"It is important for businesses to develop a comprehensive strategy for recognizing and rewarding employee performance so that the various practices reinforce one another."
FSU-led study: Employee incentives actually save businesses money
by Barry Ray
"Sometimes you have to spend money to make money," according to the old adage. Now, a Florida State University researcher and his colleagues have shown just how true that is for U.S. employers.
James Combs, an associate professor of management in FSU's College of Business, was the lead author of "How Much Do High-Performance Work Practices Matter? A Meta-Analysis of Their Effects on Organizational Performance," published in the autumn issue of Personnel Psychology. The study (link), in which Combs and fellow researchers analyzed information from thousands of companies, shows that employee incentives really are good for business.
In all, data from 19,319 organizations were analyzed in the study. The results show that when a company emphasizes progressive human-resource activities, such as incentive pay and flex time, it can enjoy a 10-percent to 20-percent improvement in employee retention, employee productivity, profitability and stock price. The results are just as dramatic—albeit in the opposite direction—for companies that eliminate such incentives: On average, they can expect a 10-percent to 20-percent reduction in their bottom line.
"It is extraordinarily expensive for companies to have to constantly hire and train new employees to replace those who left because they didn't feel valued by their employer," Combs said. "The progressive HR practices we studied put higher-skilled employees on the job, motivate them to give their best, and empower them to apply their skills." In short, giving incentives for good work makes employees feel that they are appreciated - and people who feel that they and their work are appreciated tend to work better and are less likely to leave.
Over the past 25 years, corporate America has debated whether the human-resource function adds value or if it is just a necessary evil, Combs said. The new study, he added, clearly shows that having skilled HR managers can make the difference between a company making a profit or losing money.
The study also found that performance improvements are stronger when companies take a systematic approach to human resources rather than implementing one or two practices independently of one another. Done incorrectly, HR practices can have unintended consequences and unsatisfactory results. For example, implementing teams and rewarding them, then rewarding employees for individual contribution, can be a "deadly combination," Combs said.

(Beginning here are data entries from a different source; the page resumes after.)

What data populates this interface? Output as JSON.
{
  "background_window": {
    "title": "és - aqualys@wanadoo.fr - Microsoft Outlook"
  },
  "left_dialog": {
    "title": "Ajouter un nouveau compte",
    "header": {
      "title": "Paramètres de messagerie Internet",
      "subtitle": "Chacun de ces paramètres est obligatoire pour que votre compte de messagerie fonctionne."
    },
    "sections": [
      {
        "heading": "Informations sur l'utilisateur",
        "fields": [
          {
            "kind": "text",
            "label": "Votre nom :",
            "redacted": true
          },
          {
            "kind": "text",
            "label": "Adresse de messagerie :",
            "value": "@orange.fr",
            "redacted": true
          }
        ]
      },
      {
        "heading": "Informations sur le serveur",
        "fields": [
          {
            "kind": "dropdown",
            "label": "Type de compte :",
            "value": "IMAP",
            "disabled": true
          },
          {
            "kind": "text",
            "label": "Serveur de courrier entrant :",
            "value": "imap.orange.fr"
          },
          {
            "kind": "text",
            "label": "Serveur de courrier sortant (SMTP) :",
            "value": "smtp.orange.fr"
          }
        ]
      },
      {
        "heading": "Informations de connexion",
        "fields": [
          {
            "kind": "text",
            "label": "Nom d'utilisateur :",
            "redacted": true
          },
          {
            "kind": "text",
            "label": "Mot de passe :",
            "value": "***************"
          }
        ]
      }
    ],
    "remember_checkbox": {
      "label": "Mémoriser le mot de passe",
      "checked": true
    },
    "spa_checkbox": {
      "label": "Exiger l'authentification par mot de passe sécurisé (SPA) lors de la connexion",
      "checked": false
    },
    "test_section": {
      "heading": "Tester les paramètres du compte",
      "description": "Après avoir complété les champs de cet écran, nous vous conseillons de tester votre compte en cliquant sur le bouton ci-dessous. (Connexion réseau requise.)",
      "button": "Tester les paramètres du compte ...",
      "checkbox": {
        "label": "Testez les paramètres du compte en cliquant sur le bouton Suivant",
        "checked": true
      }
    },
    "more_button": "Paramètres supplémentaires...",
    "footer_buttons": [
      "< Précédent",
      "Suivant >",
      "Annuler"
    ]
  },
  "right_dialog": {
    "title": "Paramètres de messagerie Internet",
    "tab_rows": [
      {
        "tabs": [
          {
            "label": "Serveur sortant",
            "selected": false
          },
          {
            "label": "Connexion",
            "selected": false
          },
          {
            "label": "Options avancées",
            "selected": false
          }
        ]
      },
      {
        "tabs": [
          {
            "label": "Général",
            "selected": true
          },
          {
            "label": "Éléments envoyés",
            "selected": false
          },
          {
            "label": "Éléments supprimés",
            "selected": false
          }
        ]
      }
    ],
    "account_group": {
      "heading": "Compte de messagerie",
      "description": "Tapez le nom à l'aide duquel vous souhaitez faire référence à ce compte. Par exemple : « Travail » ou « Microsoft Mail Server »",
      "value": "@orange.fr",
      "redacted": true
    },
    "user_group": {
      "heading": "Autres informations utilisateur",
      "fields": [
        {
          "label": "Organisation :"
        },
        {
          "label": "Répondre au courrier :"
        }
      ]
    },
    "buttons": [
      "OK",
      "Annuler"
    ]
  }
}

"It is important for businesses to develop a comprehensive strategy for recognizing and rewarding employee performance so that the various practices reinforce one another," he added.
In addition, the study showed that human-resource activities make a bigger difference among manufacturing firms than among service firms.
"Some of the most important goals in manufacturing are production, quality and safety," Combs said. "Because manufacturing jobs often involve complex and dangerous machinery, a successful safety incentive program can result in both increased productivity and decreased worker compensation claims and premiums."
The study used a technique called meta-analysis to mathematically combine the findings of 92 previous studies published since the mid-1980s. Co-authors with Combs on the project were Yongmei Liu, an FSU graduate research assistant; Angela Hall, an FSU assistant professor in the College of Business and the College of Law; and Dave Ketchen, a professor of management at Auburn University.